The circumstances of the surrender were not fully disclosed, but it marked a rare instance in which an IS fighter voluntarily gave himself up to Kurdish forces in Iraq. In neighboring Syria, meanwhile, Syrian Kurdish fighters battling the Islamic State told The Associated Press that they are seeing an increase in the number of IS members surrendering following recent territorial losses.
Maj. Gen. Feisal Helkani of the Iraqi Kurdish peshmerga forces identified the individual as Mohammed Jamal Amin.

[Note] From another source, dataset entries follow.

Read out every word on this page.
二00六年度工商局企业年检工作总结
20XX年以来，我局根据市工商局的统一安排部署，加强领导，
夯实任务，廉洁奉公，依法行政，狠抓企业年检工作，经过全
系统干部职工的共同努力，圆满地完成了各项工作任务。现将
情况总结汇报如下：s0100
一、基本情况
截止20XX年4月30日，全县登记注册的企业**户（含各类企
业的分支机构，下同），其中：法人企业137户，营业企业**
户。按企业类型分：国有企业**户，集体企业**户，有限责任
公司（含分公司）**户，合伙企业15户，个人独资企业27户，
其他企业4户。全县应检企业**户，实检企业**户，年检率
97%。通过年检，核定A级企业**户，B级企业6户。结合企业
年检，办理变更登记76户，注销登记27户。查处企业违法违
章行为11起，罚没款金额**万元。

Helkani said the man is a Palestinian-American who has been fighting with IS in Iraq and surrendered near the town of Sinjar - retaken by Iraqi forces from IS militants late last year.

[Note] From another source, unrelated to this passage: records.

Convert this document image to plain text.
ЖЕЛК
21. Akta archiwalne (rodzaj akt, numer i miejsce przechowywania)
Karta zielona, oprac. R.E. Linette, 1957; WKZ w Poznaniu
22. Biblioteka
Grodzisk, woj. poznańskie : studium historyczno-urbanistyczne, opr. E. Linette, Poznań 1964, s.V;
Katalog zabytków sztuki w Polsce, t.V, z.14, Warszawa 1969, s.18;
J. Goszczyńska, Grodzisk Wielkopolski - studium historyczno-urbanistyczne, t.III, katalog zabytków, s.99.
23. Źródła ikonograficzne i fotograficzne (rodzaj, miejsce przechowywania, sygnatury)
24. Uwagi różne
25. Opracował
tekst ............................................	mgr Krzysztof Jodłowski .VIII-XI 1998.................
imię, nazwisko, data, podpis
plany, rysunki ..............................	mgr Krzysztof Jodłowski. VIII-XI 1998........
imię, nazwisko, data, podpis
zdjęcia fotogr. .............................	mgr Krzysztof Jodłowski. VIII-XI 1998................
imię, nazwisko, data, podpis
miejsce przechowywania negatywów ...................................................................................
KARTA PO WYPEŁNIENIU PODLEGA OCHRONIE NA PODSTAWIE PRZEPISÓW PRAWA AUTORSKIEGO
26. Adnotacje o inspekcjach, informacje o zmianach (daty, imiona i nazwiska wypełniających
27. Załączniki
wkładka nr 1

According to Helkani, Amin was carrying with him a large amount of cash, three cell phones and three forms of identification, including a US driving license. The IS fighter is currently being held by the peshmerga for interrogation, Helkani added.
The man had been "lurking near the peshmerga lines" since late Sunday night, according to Maj. Gen. Helkani.
Helkani said his troops first tried to shoot the man, assuming he was a would-be suicide bomber.
"Then in the morning, he walked across and gave himself up," Helkani said, adding that the man is a Palestinian-American who was fighting with IS in Iraq. The surrender took place on the front lines near the town of Sinjar, which was retaken by Iraqi forces from IS militants late last year.
The discrepancy between the fighter's family name on the license and the one provided by the Kurdish general could not immediately be reconciled. His first name was also spelled differently.
In grainy cell phone footage, also posted on social media shortly after the surrender, the man is seen surrounded by Iraqi Kurdish troops and confirming that he is from the United States and that he is Palestinian. In response to an interrogator's question, he says he was in the city of Mosul, which is under IS control.
Last week, Brett McGurk, President Barack Obama's envoy to the US-led coalition fighting the Islamic State group, announced that IS had lost more than 3,000 square kilometers (1,158 square miles) of territory in Syria and more than 600 fighters over the past month.
In Iraq, the Islamic State group has claimed responsibility for a series of suicide attacks that have killed more than 170 people over the past few weeks. Iraqi officials also say the group has launched a number of chemical weapons attacks.
Local officials in the town of Taza in Iraq's north say a recent attack injured more than 600 people. The attacks follow a string of advances by Iraqi forces backed by U.S.-led airstrikes, including in the western city of Ramadi, which was declared fully "liberated" by Iraqi and US-led coalition officials last month.
IS still controls large swaths of land in Iraq and Syria and has declared an Islamic "caliphate" on the territory it holds. The extremist group also controls Iraq's second largest city, Mosul, as well as the city of Fallujah, 40 miles (65 kilometers) west of Baghdad.